Kroll also cannily stuffs each episode with delightful guest stars like Jenny Slate, Kathryn Hahn, Andy Milonakis and Chelsea Peretti, which dilutes the intensity of Kroll’s scummy, famewhoring characters. With such a solid start, Kroll Show should earn its place on the weekly TV rotation for any comedy devotee. B+— KS
Legit
Airs Thursdays at 9:30 p.m. CST on FX
You have to hand it to FX, perhaps one of the few networks that truly understands its audience. FX has cornered the Man Cable Show market with the scruffy (Justified), manic (Charlie Sheen and Anger Management) and risible (It’s Always Sunny in Philadelphia) brand of male antiheroes and lovable schmucks. How odd then, that this new comedy starring Australian stand-up comedian Jim Jefferies, which is by no means any less black in its humor and chummy in its actors rapport than its other shows, comes across so cold.

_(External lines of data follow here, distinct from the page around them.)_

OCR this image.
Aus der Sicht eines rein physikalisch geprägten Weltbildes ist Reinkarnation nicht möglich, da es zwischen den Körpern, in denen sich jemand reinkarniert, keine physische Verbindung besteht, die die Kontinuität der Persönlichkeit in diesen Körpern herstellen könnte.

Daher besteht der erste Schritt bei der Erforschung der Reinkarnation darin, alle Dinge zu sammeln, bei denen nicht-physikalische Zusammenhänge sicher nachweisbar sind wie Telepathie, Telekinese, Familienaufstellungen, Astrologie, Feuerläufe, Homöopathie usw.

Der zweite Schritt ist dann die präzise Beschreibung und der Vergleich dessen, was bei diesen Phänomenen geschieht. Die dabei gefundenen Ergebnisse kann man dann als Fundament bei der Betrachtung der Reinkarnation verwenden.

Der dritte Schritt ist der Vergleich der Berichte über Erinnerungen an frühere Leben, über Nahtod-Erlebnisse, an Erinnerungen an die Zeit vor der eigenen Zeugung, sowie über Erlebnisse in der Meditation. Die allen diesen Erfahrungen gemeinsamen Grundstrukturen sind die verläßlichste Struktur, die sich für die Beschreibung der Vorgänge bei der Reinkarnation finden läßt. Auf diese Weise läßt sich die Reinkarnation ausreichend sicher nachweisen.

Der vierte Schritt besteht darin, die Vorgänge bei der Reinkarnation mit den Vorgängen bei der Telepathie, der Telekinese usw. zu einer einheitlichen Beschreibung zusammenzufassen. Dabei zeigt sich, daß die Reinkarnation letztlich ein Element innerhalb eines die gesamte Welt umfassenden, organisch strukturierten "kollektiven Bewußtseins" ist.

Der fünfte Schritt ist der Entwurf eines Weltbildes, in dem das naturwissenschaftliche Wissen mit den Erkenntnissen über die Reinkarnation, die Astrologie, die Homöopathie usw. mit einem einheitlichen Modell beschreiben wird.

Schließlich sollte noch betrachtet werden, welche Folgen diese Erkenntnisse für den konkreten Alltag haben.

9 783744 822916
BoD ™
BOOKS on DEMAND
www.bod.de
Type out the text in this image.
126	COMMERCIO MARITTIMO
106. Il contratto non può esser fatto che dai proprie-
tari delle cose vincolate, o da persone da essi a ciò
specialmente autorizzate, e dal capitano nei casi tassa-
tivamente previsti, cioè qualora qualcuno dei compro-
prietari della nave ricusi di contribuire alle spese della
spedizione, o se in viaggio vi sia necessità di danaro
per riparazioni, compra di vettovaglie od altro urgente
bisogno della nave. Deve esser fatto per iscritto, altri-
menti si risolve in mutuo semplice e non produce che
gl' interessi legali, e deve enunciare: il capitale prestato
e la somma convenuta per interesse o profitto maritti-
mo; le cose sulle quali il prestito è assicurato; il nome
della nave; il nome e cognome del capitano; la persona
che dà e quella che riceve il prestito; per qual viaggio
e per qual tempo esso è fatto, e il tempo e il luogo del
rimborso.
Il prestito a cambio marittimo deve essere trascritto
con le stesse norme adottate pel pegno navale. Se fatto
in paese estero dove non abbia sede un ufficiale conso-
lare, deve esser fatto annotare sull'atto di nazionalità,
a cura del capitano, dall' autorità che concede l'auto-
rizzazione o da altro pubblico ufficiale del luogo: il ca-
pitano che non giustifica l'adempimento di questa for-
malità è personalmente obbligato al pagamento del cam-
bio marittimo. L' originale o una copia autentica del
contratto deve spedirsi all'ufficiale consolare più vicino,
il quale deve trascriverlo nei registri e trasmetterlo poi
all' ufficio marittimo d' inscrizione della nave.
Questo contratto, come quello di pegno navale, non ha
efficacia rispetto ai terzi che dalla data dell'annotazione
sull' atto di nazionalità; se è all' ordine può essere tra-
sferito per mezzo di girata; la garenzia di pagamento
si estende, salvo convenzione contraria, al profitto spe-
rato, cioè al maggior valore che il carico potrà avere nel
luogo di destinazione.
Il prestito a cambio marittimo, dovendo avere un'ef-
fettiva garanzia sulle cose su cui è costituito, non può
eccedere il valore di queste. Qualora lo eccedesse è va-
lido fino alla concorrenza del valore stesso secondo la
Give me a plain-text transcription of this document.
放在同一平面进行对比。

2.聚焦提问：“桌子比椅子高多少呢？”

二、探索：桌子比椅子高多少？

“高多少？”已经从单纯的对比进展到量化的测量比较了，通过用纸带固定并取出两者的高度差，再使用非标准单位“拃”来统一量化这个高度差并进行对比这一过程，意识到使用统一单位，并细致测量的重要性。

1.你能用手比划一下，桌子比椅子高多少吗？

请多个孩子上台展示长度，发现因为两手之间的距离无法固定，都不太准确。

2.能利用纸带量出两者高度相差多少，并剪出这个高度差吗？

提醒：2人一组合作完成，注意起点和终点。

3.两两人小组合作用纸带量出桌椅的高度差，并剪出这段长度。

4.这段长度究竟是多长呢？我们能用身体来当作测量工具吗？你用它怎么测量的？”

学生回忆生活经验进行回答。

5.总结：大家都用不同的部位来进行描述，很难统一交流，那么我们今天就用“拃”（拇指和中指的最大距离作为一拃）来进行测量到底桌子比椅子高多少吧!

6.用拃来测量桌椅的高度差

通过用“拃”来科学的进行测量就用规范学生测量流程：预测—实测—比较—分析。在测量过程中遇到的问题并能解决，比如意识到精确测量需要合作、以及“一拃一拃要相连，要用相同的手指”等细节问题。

Maybe it’s that Jefferies, who plays a version of himself trying to become more virtuous by helping his friend’s wheelchair-bound brother, is just too droll — his riffs lash out at marriage, family, death and sex, but they never land quite right. Because for a show that portends to tackle male friendship and the odd ways they form and behave, particularly one that uses disability as its centerpiece, it has to be funny. Legit, then, is just crude, a rare misfire. D— AC
Also on this week:
90210
Returns Monday at 8 p.m. CST on The CW. With special guest star Rita Ora. Winter premiere.
Ramsay Behind Bars
Premieres Tuesday at 8 p.m. CST on BBC America. The blowhard Hell’s Kitchen Brit teaches prisoners how to cook.
Private Practice
Series finale Tuesday at 9 p.m. CST on ABC. The Grey’s Anatomy spin-off comes to an end.
Parenthood
Season finale Tuesday at 9 p.m. CST on NBC. The most tearful season of the Braverman family signs off.
Spartacus: War of the Damned: Enemies of Rome
Premieres Friday at 8 p.m. CST on Starz. The crazy bloody and violent ab-tacular kicks off season three.